Perhaps the only style that a two-year-old girl and a 35-year-old man can both wear, the Breton striped top is an ultra classic—and one of the easiest patterns to wear. Breton tops have become something of a French stereotype. Here's a short history of the iconic striped top.
In the middle ages striped clothing was considered 'demeaning, pejorative, or clearly diabolic' and was worn by social outcasts, such as prostitutes, jugglers, clowns and cripples.
Bold stripes went on to become inmates’ prison uniform in the US in the 1800s. Horizontal stripes in black and white were adopted to signify the enclosure of the prison cell, and made its wearer easily identifiable should he succeed in escaping (women prisoners were not given striped clothing).
The Breton stripe shirt was first introduced in 1858 as the uniform for all French navy seaman in Northern France.

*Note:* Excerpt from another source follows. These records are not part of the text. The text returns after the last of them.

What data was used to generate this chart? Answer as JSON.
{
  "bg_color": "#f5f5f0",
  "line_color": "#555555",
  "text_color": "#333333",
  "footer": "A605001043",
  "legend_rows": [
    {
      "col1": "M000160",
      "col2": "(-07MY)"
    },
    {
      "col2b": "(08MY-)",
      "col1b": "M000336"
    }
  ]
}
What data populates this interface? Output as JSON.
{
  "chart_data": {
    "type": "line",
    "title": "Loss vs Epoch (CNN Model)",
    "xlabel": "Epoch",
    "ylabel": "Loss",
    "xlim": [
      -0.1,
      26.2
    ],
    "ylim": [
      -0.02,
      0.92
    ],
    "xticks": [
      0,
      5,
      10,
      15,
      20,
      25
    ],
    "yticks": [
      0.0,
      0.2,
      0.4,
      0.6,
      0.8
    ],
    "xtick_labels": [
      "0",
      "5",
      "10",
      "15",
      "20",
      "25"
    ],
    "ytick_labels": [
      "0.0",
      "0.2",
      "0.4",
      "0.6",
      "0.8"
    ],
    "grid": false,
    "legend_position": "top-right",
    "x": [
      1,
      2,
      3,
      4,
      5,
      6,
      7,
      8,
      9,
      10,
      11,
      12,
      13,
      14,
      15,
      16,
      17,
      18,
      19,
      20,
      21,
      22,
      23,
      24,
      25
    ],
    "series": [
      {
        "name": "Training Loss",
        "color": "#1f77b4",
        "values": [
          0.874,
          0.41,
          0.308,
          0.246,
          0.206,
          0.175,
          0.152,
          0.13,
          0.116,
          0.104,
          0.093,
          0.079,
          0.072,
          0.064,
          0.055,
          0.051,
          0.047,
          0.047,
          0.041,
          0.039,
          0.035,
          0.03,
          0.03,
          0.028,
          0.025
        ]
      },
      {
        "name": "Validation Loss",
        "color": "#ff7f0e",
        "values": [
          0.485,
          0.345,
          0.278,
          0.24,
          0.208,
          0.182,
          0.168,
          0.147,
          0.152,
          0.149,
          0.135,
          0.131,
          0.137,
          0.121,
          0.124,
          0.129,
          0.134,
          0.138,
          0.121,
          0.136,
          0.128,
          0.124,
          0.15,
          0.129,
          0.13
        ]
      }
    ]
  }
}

The distinctive stripes made it easier to spot wayward sailors who had fallen overboard and the original design featured 21 stripes, one for each of Napoleon’s victories.
Fashion designer Gabrielle ‘Coco’ Chanel came across the breton striped shirt when she was on a visit to the coast. It inspired her to create a nautical-themed collection in 1917. Chanel favoured masculine silhouettes to empower her female clientele, and was pictured sporting one of her lose-fitting Breton tops tucked into a pair of wide-leg trousers.

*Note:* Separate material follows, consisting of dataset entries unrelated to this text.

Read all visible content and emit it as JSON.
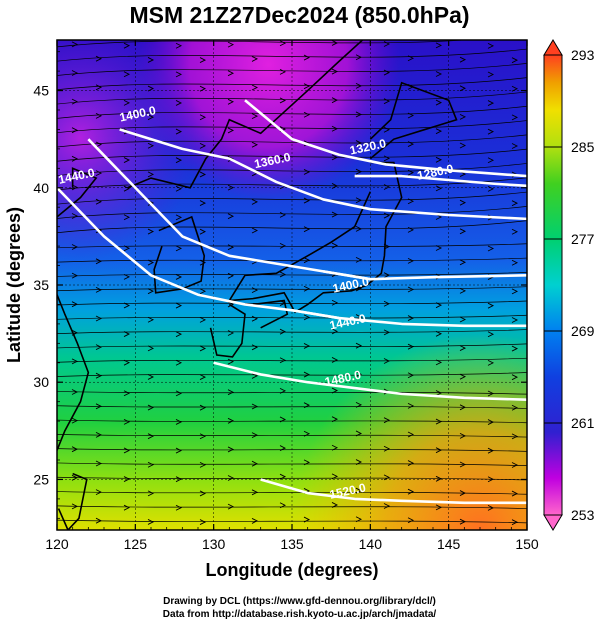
{
  "title": "MSM 21Z27Dec2024 (850.0hPa)",
  "credits": {
    "line1": "Drawing by DCL (https://www.gfd-dennou.org/library/dcl/)",
    "line2": "Data from http://database.rish.kyoto-u.ac.jp/arch/jmadata/"
  },
  "chart_data": {
    "type": "heatmap",
    "variable_description": "850 hPa temperature (K) shading, geopotential height contours (m), wind streamlines",
    "xlabel": "Longitude (degrees)",
    "ylabel": "Latitude  (degrees)",
    "xlim": [
      120,
      150
    ],
    "ylim": [
      22.4,
      47.6
    ],
    "x_ticks": [
      120,
      125,
      130,
      135,
      140,
      145,
      150
    ],
    "y_ticks": [
      25,
      30,
      35,
      40,
      45
    ],
    "grid": true,
    "colorbar": {
      "min": 253,
      "max": 293,
      "ticks": [
        253,
        261,
        269,
        277,
        285,
        293
      ],
      "colors": [
        "#ff66cc",
        "#a000e0",
        "#2020d0",
        "#1060f0",
        "#00c0e0",
        "#00d070",
        "#40d020",
        "#b0e010",
        "#f0e000",
        "#f0a000",
        "#ff5020"
      ]
    },
    "contours": [
      {
        "label": "1280.0",
        "points": [
          [
            139,
            40.6
          ],
          [
            142,
            40.6
          ],
          [
            145,
            40.4
          ],
          [
            148,
            40.2
          ],
          [
            150,
            40.1
          ]
        ],
        "label_at": [
          144.2,
          40.6
        ]
      },
      {
        "label": "1320.0",
        "points": [
          [
            132,
            44.5
          ],
          [
            135,
            42.5
          ],
          [
            138,
            41.7
          ],
          [
            141,
            41.2
          ],
          [
            145,
            40.9
          ],
          [
            150,
            40.6
          ]
        ],
        "label_at": [
          139.9,
          41.9
        ]
      },
      {
        "label": "1360.0",
        "points": [
          [
            124,
            43
          ],
          [
            128,
            42
          ],
          [
            131,
            41.5
          ],
          [
            134,
            40.3
          ],
          [
            137,
            39.4
          ],
          [
            140,
            38.9
          ],
          [
            145,
            38.6
          ],
          [
            150,
            38.4
          ]
        ],
        "label_at": [
          133.8,
          41.2
        ]
      },
      {
        "label": "1400.0",
        "points": [
          [
            122,
            42.5
          ],
          [
            125,
            40
          ],
          [
            128,
            37.5
          ],
          [
            131,
            36.5
          ],
          [
            134,
            36.1
          ],
          [
            137,
            35.7
          ],
          [
            140,
            35.3
          ],
          [
            144,
            35.4
          ],
          [
            150,
            35.5
          ]
        ],
        "label_at": [
          125.2,
          43.6
        ]
      },
      {
        "label": "1400.0",
        "points": [
          [
            137,
            35.7
          ],
          [
            140,
            35.3
          ]
        ],
        "label_at": [
          138.8,
          34.8
        ]
      },
      {
        "label": "1440.0",
        "points": [
          [
            120,
            40
          ],
          [
            123,
            37.5
          ],
          [
            126,
            35.5
          ],
          [
            129,
            34.5
          ],
          [
            132,
            34
          ],
          [
            135,
            33.7
          ],
          [
            138,
            33.3
          ],
          [
            142,
            33
          ],
          [
            146,
            32.9
          ],
          [
            150,
            32.9
          ]
        ],
        "label_at": [
          121.3,
          40.4
        ]
      },
      {
        "label": "1440.0",
        "points": [
          [
            135,
            33.7
          ],
          [
            138,
            33.3
          ]
        ],
        "label_at": [
          138.6,
          32.9
        ]
      },
      {
        "label": "1480.0",
        "points": [
          [
            130,
            31
          ],
          [
            133,
            30.4
          ],
          [
            136,
            30
          ],
          [
            139,
            29.7
          ],
          [
            142,
            29.4
          ],
          [
            146,
            29.2
          ],
          [
            150,
            29.1
          ]
        ],
        "label_at": [
          138.3,
          30.0
        ]
      },
      {
        "label": "1520.0",
        "points": [
          [
            133,
            25
          ],
          [
            136,
            24.3
          ],
          [
            139,
            24
          ],
          [
            142,
            23.9
          ],
          [
            146,
            23.8
          ],
          [
            150,
            23.8
          ]
        ],
        "label_at": [
          138.6,
          24.2
        ]
      }
    ]
  }
}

Soon this style was adopted by members of the upper class who wore these stripy tops under their blazers. By the mid-century, the Breton top became the uniform of the hipster, a sort of signifier of countercultural cool.
The rest of the 20th century and early 2000s saw the democratization of the striped top; it was adopted by intellectuals and artists, Audrey Hepburn, Brigitte Bardot, Jean-Paul Sartre, John Wayne, and, famously, designer Jean Paul Gaultier, who elevated the stripes to evening wear.